Ulrich Eichbaum, Fachanwalt im Verkehrsrecht der Kanzlei F.E.L.S in Bayreuth, stellt im Folgenden die Problematik verschiedener Unfallsachverhalte dar.

Halten auf Busspur – keine Gnade für Bequemlichkeit
Ein Berliner Autofahrer wollte nur „ganz kurz“ etwas übergeben – sein Fahrzeug hielt er dafür in zweiter Reihe auf dem Bussonderfahrstreifen am Kurfürstendamm. Was der Fahrzeuglenker nicht bedachte: Ein nachfolgender Wagen konnte nicht rechtzeitig ausweichen, es kam zum Unfall.

Das Kammergericht Berlin urteilte klar: Alleinhaftung für den Fahrer, der den Busstreifen blockierte. Das Halten – auch für Sekunden – ist auf Busspuren streng verboten. Der Schutz des öffentlichen Nahverkehrs wiegt schwerer als die persönliche Bequemlichkeit (KG Berlin, Urteil vom 28.04.2025, Az. 22 U 50/22).

Das Urteil betont deutlich, dass Busspuren keine Ausweichzonen oder Kurzhalte-
flächen sind – daher sollten Verkehrsteilnehmer hier auch nicht ausnahmsweise diese nutzen.

Bei Gelblicht kein Freifahrtschein – auch nicht für Einsatzfahrzeuge
In Schleswig-Holstein kam es zu einem Zusammenstoß, als ein Fahrzeug mit Gelblicht in eine Kreuzung einfuhr. Der Fahrer berief sich auf Sonderrechte, da es sich um ein Behördenfahrzeug handelte.

Doch das Oberlandesgericht ließ diese Argumentation nicht gelten: Auch bei Gelblicht müssen Verkehrsregeln beachtet werden, wenn der Einsatz nicht eindeutig erkennbar ist.

Die Kernaussage des Urteils: Sonderrechte entbinden nicht von der Pflicht zu besonders vorsichtiger Fahrweise. Eine Gefährdung anderer ist zu vermeiden – und das gelte auch dann, wenn kein Blaulicht eingeschaltet ist (OLG Schleswig-Holstein, Beschluss vom 14.04.2025 – Az. 7 U 10/25).

Folglich dürfen Einsatzfahrzeuge weiterhin zwar im Notfall Regeln überschreiten, müssen jedoch sicherstellen, dass andere Verkehrsteilnehmer dies rechtzeitig erkennen können. Ein bloßes Gelblicht reicht nicht aus, um sich auf eine Vorrangstellung zu berufen.
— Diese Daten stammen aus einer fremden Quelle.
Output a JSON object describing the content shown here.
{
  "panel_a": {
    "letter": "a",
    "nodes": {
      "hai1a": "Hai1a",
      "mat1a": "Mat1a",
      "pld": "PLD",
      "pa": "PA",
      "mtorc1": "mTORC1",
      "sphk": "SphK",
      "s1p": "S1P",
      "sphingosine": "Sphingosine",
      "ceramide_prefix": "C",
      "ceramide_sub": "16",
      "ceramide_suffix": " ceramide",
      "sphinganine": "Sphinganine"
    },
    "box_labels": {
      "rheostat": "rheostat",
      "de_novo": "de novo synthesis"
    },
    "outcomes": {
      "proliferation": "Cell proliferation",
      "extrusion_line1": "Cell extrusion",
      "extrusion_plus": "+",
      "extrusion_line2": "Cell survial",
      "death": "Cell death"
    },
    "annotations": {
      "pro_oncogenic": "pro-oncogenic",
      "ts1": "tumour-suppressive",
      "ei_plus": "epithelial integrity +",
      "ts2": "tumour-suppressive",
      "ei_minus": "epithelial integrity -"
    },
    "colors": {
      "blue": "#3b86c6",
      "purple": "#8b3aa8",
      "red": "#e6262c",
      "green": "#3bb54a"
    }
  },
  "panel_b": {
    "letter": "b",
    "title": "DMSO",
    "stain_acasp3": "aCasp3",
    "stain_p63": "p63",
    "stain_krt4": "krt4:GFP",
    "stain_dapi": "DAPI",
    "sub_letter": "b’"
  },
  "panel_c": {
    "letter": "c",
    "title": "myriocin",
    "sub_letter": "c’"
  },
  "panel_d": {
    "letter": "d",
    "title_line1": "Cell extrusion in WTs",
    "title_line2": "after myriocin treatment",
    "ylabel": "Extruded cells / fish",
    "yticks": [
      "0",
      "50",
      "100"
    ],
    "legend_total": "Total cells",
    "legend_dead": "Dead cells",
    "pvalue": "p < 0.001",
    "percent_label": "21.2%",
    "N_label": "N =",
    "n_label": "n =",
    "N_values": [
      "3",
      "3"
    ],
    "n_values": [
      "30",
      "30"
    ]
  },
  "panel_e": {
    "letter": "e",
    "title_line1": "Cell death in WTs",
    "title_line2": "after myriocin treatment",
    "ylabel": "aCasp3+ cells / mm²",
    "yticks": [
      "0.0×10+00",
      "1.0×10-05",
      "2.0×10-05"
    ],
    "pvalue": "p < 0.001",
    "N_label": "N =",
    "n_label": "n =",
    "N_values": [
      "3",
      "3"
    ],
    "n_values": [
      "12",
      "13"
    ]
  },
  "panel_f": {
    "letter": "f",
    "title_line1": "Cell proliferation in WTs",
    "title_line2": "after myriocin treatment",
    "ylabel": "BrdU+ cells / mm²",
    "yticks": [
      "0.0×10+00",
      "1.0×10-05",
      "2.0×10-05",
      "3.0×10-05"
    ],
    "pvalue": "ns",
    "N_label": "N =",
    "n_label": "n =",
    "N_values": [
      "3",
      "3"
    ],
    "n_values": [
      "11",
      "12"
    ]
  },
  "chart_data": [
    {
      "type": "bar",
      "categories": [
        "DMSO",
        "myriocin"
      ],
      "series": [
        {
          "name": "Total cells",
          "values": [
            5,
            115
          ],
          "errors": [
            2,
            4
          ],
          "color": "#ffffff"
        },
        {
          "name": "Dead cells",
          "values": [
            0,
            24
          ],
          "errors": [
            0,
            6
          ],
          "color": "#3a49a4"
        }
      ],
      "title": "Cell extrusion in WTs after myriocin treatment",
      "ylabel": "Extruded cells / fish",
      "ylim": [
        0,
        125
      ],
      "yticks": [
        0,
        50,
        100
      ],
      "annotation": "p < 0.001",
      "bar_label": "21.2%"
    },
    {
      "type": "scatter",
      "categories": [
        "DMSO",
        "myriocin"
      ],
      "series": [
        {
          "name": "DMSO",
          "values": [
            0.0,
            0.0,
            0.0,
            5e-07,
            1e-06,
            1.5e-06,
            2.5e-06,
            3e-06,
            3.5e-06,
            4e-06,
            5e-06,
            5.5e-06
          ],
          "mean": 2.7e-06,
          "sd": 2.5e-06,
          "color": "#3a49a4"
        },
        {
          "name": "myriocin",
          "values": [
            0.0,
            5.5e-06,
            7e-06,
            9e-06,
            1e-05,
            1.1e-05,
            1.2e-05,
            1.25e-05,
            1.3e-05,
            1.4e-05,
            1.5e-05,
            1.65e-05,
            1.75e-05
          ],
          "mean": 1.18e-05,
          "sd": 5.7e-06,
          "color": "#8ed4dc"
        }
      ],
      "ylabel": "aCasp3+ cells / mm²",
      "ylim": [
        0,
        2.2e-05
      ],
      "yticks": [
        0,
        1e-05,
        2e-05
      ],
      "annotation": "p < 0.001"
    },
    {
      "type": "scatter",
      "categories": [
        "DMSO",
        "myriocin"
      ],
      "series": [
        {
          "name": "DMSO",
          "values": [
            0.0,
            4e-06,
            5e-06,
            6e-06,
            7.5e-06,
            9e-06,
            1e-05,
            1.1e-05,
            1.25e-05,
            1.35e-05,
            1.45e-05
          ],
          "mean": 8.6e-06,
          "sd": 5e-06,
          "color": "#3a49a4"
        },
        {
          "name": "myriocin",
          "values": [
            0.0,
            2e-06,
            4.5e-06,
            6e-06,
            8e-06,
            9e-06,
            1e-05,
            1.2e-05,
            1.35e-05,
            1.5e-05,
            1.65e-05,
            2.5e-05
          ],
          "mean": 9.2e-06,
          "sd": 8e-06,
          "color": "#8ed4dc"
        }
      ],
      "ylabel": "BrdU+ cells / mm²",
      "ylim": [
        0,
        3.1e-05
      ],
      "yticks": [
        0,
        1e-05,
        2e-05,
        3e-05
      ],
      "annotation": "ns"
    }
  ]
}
Wer hat Vorfahrt bei Engstellen? Keiner – sagt der BGH
Ein Lkw und ein Pkw fuhren gleichzeitig auf eine Fahrbahnverengung zu. Beide gingen davon aus, dass sie „an der Reihe“ seien – es kam zur Kollision. Der Bundesgerichtshof (BGH) entschied in seinem Urteil auf eine Haftungsverteilung von 50 zu 50.

Die Begründung: Keine der beiden Spuren hat automatisch Vorrang. In Situationen mit beidseitiger Engstelle gilt das Rücksichtnahmegebot gem. § 1 Abs. 2 StVO. Wer sich auf ein vermeintliches Vorfahrtsrecht beruft, handelt grob fahrlässig (BGH, Urteil vom 08.03.2022 – Az. VI ZR 47/21).

Für viele Verkehrsteilnehmer überraschend: Auch das „Reißverschlussverfahren“ greift hier nicht automatisch – denn es setzt voraus, dass eine Spur endet. Ist das nicht eindeutig geregelt, zählt allein das Prinzip gegenseitiger Rücksicht.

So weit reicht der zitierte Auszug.